Doch für das US-Gericht habe all das keine Bedeutung: «Die Richter bestätigten ein Urteil des Bezirksgerichts, wonach die Bezeichnung ‹Gruyere› nicht als Marke geschützt werden kann. Die Amerikaner haben mit ihren Geldbörsen für den Industriekäse gestimmt, indem sie mehr einheimischen ‹Gruyere›-Ersatz gekauft haben als den echten Schweizer Käse.»
Werbung für das Reiseziel Gruyère
Damit gehe etwas Wichtiges verloren: das Bewusstsein, was hinter einer Marke stecken kann.
«Vielleicht fühle ich so stark, weil ich ein Unternehmen leite, das sich seit mehr als 125 Jahren in meiner Familie befindet.
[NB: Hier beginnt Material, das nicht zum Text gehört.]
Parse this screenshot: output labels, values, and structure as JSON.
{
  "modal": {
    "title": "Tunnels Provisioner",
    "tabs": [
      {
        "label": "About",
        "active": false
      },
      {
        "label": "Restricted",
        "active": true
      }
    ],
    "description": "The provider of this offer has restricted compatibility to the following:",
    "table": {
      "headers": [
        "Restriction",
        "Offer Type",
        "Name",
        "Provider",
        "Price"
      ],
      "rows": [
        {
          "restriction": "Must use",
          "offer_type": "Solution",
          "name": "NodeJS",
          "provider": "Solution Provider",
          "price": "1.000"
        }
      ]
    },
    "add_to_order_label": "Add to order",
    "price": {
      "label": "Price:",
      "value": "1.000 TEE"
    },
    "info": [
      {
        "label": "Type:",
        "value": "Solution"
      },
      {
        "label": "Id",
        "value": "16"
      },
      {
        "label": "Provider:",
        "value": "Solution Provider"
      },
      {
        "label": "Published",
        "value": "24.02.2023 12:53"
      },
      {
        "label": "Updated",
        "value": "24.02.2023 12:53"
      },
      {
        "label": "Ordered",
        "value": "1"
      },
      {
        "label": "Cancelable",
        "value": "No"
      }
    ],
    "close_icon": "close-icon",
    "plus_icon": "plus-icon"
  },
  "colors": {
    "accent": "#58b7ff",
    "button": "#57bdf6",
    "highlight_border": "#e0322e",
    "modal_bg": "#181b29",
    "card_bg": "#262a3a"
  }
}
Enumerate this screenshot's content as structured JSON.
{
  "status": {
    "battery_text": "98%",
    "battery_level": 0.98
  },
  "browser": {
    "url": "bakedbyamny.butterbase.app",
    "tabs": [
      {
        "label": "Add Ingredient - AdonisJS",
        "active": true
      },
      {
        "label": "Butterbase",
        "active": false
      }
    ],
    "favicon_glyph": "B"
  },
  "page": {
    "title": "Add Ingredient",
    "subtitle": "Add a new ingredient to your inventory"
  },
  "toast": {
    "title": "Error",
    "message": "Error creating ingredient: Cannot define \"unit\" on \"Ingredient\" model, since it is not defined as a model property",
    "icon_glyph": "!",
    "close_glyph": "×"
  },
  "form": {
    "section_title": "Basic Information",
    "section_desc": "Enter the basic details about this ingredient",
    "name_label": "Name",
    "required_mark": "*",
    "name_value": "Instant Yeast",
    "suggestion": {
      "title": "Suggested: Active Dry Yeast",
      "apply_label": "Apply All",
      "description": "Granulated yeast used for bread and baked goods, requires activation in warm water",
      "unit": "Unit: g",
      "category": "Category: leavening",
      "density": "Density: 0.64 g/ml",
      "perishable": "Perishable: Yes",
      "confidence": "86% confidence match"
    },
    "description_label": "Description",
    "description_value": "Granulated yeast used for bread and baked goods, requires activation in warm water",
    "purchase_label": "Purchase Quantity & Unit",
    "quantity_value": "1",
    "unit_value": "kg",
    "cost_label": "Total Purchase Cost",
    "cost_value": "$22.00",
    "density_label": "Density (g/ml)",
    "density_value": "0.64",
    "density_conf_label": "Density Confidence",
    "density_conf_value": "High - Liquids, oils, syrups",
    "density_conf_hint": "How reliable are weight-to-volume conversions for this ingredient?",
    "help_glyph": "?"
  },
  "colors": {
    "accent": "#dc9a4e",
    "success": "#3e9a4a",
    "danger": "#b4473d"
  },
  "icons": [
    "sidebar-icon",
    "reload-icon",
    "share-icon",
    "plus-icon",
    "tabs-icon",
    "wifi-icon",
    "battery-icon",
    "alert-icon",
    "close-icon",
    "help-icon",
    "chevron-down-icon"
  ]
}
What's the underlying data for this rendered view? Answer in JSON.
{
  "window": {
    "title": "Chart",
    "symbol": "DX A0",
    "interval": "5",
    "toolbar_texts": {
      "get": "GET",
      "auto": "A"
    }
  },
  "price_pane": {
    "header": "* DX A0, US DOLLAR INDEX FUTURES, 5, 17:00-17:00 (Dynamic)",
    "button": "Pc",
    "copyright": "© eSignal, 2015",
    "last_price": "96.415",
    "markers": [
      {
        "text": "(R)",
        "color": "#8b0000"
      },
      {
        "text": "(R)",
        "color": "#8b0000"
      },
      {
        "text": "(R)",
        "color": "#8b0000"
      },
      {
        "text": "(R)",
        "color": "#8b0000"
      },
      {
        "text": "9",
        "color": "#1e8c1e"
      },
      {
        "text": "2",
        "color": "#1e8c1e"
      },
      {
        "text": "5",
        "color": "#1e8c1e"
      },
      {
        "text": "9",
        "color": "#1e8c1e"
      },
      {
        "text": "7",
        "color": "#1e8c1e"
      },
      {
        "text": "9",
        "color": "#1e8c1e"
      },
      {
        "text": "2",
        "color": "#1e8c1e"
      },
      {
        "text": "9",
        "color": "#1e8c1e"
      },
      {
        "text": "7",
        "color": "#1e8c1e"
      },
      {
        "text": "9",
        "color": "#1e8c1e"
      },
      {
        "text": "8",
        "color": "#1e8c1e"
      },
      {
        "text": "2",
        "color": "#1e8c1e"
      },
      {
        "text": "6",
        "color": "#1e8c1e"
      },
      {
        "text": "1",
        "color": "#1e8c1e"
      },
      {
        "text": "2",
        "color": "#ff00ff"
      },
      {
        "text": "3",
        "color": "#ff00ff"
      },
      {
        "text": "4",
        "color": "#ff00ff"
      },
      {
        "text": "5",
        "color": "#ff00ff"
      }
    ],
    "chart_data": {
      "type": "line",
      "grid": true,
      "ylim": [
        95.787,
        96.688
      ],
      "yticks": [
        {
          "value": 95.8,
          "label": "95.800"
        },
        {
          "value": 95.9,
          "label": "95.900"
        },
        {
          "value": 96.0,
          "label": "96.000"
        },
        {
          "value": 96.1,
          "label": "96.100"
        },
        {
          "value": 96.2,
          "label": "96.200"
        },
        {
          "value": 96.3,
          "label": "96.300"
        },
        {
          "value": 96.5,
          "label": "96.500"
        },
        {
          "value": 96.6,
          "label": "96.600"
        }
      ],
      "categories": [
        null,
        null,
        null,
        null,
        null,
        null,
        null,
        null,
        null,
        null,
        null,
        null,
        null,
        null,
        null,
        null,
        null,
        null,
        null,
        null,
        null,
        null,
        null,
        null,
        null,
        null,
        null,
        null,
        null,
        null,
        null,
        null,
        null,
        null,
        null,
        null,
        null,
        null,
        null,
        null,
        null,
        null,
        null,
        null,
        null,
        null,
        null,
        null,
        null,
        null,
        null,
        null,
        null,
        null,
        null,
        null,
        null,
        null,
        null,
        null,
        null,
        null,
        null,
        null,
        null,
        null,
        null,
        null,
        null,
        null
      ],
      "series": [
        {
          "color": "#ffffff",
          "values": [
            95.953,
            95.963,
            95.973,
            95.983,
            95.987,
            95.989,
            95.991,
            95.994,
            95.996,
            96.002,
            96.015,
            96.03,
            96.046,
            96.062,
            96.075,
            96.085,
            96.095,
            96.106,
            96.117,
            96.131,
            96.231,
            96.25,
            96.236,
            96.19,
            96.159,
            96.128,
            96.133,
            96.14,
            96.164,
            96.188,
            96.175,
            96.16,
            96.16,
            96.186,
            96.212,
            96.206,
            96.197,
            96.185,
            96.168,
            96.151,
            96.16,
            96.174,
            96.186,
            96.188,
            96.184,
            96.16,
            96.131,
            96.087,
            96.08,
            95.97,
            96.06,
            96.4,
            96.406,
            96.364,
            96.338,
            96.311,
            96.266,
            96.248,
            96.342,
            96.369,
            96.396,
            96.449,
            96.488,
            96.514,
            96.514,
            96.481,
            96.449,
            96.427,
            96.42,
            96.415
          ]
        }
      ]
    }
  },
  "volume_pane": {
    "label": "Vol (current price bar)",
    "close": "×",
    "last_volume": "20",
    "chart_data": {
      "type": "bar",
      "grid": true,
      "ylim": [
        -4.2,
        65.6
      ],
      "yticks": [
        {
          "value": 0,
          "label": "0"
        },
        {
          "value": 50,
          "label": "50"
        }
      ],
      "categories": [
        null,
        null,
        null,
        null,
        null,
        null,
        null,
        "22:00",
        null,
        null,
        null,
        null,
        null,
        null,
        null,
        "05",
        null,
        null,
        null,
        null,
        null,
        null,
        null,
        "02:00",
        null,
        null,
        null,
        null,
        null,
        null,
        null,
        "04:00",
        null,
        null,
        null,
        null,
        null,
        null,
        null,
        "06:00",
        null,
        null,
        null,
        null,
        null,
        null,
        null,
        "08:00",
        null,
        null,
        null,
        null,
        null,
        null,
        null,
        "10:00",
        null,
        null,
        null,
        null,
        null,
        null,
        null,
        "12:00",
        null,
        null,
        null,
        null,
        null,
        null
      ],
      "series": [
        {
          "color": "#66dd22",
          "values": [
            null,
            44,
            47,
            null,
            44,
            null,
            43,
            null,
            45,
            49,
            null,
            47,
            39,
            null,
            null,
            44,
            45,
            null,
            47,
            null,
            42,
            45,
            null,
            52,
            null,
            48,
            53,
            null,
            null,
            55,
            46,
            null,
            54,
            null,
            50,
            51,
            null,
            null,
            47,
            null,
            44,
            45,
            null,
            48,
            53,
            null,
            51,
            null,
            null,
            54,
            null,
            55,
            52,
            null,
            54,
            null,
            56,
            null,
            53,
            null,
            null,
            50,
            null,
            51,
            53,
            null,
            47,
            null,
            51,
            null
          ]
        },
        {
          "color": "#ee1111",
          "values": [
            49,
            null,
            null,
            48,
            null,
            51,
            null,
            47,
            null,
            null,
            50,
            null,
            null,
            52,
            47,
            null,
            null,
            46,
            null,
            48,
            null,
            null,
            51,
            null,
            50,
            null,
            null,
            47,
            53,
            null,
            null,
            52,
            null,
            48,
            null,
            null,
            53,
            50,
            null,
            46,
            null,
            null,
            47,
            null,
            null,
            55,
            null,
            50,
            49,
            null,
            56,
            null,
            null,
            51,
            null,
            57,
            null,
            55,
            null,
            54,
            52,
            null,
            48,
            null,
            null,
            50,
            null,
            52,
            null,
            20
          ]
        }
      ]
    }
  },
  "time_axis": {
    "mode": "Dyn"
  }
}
Eine Marke ist für mich mehr als ein Wort oder ein Logo auf einer Schrumpffolie; sie ist die Leidenschaft, der Schweiss und die Kultur von Menschen, die ihr Bestes geben, um sie von Generation zu Generation weiterzuentwickeln.»
Wer den echten Gruyère suche, finde ihn nicht auf einem Etikett, sondern «durch die Liebe für diese Schweizer Bergregion». Und die sei auf jeden Fall eine Reise wert.